Let me tell you a story about one of our play experience : once, we played a medieval game set in our interpretation of Mount and Blade's Caldradia. 

The full recalling is here, but the important part follows un-hidden. 



We spent the first session planning, as a group, the whole campaign in advance, where one of the characters would be a prince claimant to the throne and how the other characters would be his companions, one had the money, another one had the army, and a last one was a deceitful liar. We then established that the Noble with the army was in fact a gambler, and in much debts, and that he was following the prince in the hopes of getting a reward that would clear his debts, the rich merchant was also a gnostic - a historical heresy - that wanted the kingdom burnt to the ground in vengeance to the church, he supported the princes' claim because he felt the prince's extraordinary incompetence at ruling could accomplish just that. The last one was in fact a foreign (Rhodok) spy attending the court of the current king and he supposed that the princes incompetence would he get to the throne would create such political turmoil in the kingdom that a glorious republic like that of his own nation could emerge. Also the prince himself only wanted the throne in order to marry his cousin, because we made our fictionnal kingdom a matrilineal patriarchy : you get to a social position by marrying the daughter of the wife of the guy who had it before you, but it's the man who actually exercise said position. So the overarching goal of the campaign is to have the Pope pronounce the marriage of the prince and his cousin. 
Then we divided the play in five arcs, each focusing one one of the characters gifts and his flaws. The first arc was about the prince rallying support with his charisma and luring traitors with his guilliblity. The second was about the merchant using his money to bribe his agent in positions of power within the court of the current king, while planting an heretic or two which, if discovered, who make the church, herm, "reluctant" in pronouncing an eventual royal marriage for fear of condoning heresy. The third act was about secession and warfare, with the Noble getting glorious victory with his armies and his skill at using the confusion among the loyalist rank in the second act. It was also at this stage that the extent of his gambling became apparent, culminating in the group failing to pay their soldiers and the mercenaries "taking pay from the land" before disbanding. In the fourth act, the spy would reveal it's true allegiance to the other characters, and inform them that his sponsor had gratiously offered funds for the rest of the campaign, that where put to good use and eventually won them the war. At the end of this act, the spy character was to be murdered by the noble character in order to prevent a foreign country from infeodating the whole kingdom. Althought legally dubious, the nature of the spy's work would turn out to make it impossible for the foreign ruler to back up his claim with evidence. The fifth act had the characters successfull in their rebellion and further turning on each other as their agendas started to diverge.
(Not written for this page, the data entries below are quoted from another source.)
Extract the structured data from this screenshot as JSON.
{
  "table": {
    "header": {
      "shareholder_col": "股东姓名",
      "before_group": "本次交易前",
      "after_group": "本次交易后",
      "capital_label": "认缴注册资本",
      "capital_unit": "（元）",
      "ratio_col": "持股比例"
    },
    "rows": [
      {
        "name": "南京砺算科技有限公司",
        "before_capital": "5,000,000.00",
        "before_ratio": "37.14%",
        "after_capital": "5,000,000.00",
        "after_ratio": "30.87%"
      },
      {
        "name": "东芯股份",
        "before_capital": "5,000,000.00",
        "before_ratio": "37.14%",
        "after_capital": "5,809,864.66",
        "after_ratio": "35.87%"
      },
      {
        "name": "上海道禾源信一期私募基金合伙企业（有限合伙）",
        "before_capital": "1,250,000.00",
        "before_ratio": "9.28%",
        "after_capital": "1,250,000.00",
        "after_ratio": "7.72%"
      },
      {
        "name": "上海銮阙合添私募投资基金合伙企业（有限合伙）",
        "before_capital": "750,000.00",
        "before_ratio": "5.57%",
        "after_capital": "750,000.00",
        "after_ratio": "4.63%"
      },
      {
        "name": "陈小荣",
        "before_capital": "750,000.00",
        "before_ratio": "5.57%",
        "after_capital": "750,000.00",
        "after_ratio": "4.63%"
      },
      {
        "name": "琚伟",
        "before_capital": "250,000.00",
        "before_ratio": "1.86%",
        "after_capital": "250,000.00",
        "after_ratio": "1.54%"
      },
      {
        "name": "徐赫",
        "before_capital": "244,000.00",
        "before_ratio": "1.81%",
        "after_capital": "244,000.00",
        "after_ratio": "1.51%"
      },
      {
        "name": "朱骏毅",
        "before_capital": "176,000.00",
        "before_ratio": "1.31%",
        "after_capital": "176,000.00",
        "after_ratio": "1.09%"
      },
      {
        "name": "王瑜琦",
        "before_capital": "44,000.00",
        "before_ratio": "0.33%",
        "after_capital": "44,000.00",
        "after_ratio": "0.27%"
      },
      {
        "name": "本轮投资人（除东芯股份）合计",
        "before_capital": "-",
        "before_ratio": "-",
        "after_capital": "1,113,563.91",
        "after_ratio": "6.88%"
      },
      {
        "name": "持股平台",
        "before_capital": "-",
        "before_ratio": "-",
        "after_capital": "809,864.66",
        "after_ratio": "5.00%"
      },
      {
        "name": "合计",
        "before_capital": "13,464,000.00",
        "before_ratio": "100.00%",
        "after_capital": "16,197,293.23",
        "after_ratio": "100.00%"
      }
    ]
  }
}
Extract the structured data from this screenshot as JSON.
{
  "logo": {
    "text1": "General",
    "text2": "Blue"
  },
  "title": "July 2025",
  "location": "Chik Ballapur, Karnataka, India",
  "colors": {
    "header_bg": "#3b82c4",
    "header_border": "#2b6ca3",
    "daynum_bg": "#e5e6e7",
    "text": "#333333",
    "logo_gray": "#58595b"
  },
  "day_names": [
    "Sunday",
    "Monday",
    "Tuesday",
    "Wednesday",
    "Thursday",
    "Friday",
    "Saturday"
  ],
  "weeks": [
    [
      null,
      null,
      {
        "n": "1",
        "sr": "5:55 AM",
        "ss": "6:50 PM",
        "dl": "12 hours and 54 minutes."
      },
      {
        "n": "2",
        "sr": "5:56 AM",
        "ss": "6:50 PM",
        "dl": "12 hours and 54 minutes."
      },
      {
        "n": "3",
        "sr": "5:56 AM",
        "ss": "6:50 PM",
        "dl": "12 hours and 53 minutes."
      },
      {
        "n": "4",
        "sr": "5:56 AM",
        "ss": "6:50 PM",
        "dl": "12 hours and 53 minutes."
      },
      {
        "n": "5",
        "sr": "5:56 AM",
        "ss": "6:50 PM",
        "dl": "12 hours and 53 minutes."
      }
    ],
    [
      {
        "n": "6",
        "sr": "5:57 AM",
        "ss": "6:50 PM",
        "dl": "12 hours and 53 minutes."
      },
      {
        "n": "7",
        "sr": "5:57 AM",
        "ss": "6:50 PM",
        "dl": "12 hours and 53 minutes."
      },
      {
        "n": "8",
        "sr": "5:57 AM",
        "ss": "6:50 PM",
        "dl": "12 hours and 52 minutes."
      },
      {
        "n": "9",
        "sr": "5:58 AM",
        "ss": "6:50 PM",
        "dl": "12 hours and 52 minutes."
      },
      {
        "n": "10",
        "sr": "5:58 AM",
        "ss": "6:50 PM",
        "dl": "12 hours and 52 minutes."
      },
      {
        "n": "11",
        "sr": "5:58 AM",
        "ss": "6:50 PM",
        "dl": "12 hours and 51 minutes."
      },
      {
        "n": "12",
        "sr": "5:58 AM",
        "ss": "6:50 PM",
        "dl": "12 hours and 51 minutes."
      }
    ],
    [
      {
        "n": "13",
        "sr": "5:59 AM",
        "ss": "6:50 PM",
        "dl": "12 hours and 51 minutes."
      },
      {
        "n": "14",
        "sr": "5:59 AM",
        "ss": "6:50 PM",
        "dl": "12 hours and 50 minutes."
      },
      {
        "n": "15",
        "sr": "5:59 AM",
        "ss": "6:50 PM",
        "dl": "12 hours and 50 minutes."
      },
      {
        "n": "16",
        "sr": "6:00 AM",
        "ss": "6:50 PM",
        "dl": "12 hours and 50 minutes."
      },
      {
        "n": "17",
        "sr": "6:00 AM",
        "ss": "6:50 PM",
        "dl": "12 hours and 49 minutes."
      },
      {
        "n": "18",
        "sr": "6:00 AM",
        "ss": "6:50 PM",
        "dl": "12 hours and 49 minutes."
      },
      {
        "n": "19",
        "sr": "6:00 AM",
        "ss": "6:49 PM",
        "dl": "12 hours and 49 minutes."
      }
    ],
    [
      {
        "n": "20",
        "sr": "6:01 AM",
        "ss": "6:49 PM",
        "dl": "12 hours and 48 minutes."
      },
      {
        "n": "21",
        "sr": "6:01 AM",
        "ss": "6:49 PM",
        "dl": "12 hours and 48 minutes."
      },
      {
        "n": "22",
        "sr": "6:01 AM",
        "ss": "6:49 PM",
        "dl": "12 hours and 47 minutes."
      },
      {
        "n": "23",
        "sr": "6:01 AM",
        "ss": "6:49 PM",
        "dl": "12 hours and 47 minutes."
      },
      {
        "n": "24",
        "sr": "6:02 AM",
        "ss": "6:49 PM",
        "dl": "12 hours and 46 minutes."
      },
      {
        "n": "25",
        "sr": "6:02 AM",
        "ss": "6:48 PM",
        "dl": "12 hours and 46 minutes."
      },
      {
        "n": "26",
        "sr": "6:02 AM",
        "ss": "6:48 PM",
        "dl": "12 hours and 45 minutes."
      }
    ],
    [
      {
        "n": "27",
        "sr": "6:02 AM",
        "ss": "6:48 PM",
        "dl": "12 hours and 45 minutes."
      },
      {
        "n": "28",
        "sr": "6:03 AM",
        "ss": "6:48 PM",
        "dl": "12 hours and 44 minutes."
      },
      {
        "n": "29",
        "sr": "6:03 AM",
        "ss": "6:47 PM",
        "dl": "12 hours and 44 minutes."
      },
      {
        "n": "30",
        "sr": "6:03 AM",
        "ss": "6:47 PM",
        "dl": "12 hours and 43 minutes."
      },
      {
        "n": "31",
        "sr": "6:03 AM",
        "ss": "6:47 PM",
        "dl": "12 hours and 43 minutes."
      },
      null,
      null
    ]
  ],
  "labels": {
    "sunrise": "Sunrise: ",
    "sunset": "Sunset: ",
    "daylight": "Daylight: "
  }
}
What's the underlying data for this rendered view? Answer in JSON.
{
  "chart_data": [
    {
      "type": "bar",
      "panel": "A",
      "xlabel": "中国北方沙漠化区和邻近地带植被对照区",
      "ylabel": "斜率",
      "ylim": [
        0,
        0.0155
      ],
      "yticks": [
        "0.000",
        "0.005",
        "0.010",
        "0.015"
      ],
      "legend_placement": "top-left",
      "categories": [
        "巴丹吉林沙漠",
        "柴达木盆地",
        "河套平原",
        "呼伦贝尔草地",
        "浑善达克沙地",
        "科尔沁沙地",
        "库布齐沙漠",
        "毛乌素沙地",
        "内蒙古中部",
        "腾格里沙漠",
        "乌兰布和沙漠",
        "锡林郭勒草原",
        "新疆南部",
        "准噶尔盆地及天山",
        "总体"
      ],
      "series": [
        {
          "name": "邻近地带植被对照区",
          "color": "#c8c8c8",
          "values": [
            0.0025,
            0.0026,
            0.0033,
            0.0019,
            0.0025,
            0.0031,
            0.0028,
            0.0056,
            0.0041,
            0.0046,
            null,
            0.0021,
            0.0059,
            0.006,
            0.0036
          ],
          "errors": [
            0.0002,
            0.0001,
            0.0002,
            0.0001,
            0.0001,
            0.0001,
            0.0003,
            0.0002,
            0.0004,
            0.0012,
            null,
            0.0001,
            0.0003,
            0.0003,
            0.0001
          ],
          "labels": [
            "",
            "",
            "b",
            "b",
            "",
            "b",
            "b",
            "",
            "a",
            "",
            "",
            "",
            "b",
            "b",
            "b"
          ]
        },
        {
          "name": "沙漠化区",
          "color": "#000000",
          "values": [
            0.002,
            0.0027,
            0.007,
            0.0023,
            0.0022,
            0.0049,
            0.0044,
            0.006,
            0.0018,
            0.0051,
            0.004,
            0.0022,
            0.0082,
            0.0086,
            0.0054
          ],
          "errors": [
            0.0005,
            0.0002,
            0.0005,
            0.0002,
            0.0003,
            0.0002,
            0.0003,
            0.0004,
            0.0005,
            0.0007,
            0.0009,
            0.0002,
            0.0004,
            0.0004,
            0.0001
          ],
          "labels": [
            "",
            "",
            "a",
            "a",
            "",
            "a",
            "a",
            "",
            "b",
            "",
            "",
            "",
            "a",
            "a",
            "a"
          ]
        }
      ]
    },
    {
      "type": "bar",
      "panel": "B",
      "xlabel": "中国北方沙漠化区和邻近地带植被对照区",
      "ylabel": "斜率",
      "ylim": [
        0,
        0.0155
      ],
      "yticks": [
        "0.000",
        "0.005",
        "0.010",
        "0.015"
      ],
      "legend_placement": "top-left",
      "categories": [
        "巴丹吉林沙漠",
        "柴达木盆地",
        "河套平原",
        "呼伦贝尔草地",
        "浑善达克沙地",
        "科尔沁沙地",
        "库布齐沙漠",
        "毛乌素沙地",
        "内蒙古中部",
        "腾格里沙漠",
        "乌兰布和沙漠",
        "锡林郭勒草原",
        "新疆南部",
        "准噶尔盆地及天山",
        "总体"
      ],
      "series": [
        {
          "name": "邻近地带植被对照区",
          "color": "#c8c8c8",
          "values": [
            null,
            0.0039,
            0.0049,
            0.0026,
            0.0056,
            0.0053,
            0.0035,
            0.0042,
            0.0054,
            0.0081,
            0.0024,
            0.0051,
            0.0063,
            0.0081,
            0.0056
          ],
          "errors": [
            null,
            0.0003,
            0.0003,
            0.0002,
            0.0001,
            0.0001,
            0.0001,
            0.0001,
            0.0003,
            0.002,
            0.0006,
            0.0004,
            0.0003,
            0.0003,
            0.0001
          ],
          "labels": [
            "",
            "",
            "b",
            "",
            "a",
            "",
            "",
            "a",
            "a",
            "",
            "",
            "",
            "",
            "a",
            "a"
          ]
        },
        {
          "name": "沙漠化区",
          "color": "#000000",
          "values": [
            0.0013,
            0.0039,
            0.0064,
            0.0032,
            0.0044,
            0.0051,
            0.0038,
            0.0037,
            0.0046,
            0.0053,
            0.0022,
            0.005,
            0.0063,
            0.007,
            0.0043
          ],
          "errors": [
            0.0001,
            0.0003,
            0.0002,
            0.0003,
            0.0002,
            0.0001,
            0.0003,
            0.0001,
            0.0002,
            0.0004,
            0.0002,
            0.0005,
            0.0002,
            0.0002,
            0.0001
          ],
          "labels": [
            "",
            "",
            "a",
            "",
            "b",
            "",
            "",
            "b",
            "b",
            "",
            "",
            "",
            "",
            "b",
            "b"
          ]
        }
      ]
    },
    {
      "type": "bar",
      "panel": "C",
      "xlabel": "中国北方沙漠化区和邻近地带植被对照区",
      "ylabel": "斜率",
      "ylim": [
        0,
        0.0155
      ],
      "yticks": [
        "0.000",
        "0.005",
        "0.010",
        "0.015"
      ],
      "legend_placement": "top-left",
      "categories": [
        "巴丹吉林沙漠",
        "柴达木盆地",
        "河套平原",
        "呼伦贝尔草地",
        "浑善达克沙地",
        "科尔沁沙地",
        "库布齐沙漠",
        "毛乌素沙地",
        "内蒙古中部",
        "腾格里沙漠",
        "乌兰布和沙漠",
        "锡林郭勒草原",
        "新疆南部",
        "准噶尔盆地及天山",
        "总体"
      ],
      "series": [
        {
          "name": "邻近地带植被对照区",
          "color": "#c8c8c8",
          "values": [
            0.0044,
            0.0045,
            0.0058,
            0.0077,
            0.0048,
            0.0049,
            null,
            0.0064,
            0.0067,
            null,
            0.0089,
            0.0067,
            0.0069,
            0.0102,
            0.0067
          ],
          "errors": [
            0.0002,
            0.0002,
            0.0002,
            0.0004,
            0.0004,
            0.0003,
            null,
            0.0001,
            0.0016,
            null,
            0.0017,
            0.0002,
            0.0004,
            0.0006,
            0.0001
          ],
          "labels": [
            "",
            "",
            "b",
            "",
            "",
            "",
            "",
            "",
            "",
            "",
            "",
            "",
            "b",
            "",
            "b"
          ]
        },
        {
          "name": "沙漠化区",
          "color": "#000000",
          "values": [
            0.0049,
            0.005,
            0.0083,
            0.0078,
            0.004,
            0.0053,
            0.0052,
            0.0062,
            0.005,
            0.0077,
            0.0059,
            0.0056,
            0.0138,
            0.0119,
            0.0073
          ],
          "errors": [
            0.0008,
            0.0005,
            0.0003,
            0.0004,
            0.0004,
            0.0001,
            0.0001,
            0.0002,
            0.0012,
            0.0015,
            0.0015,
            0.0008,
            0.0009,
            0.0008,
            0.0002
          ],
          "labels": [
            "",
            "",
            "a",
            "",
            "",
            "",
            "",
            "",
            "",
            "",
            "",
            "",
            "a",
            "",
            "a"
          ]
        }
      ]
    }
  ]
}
The important part is that it was all decided with the group, in the first session. It made all the players very engaged in the story, and, althought there were not any spoilers, it gave a real feeling to the players that their characters were part of the world created by the GM, something more than I have ever been able to replicate since even by using the established canon of 40K. It was genuine roleplay. It was awesome. 

So suggest you take a minute to talk to your GM and your group how each characters fit, not in the campaign, but in the story.

Hope your experience will be enjoyable.


----------



## Traitor Guard (Feb 4, 2013)

The "plan" was that she was enticed to shed the Imperium for not only self-preservation but also she is shown by the psyker, wether true or not, her fate if she remains part of the Imperium.
She sees her regiment deployed to defend against impossible odds whilst citizens are evacuated, the mission is folly as no evac ships arrive nor any reinforcements. She has to bear witness to her entire regiment being wiped out due to failings in the Imperium.

Her motives are two-fold;
1. Simple revenge against the Imperium that has failed her time and time again. The Imperium that demands the lives of herself and her comrades for nothing in return. They are bounced from one warzone to another with no time to consolidate their losses or recover. She wants revenge for being seen as nothing but ammunition for the Imperium to waste at will. But if it had to focus around any one person, it would be the Warmaster of the Achilus Crusade, the one who deems her expendable.
2. Plain, unadulterated, selfish hedonsim. A desire for all the things Slaanesh can offer that the Imperium denies.

Her premonitions are truthful and they benefit her greatly. Or she believes they have all been truthful but seeing as she has murdered someone because of what she believed they would do, there is no guarantee that all of the premonitions have been accurate. :spiteful:

Oh and I said carapace armour because that's what the Renegade starts with anyway. :dunno:

I appeciate the help, all a bit confusing at present.
a humble traitor.


----------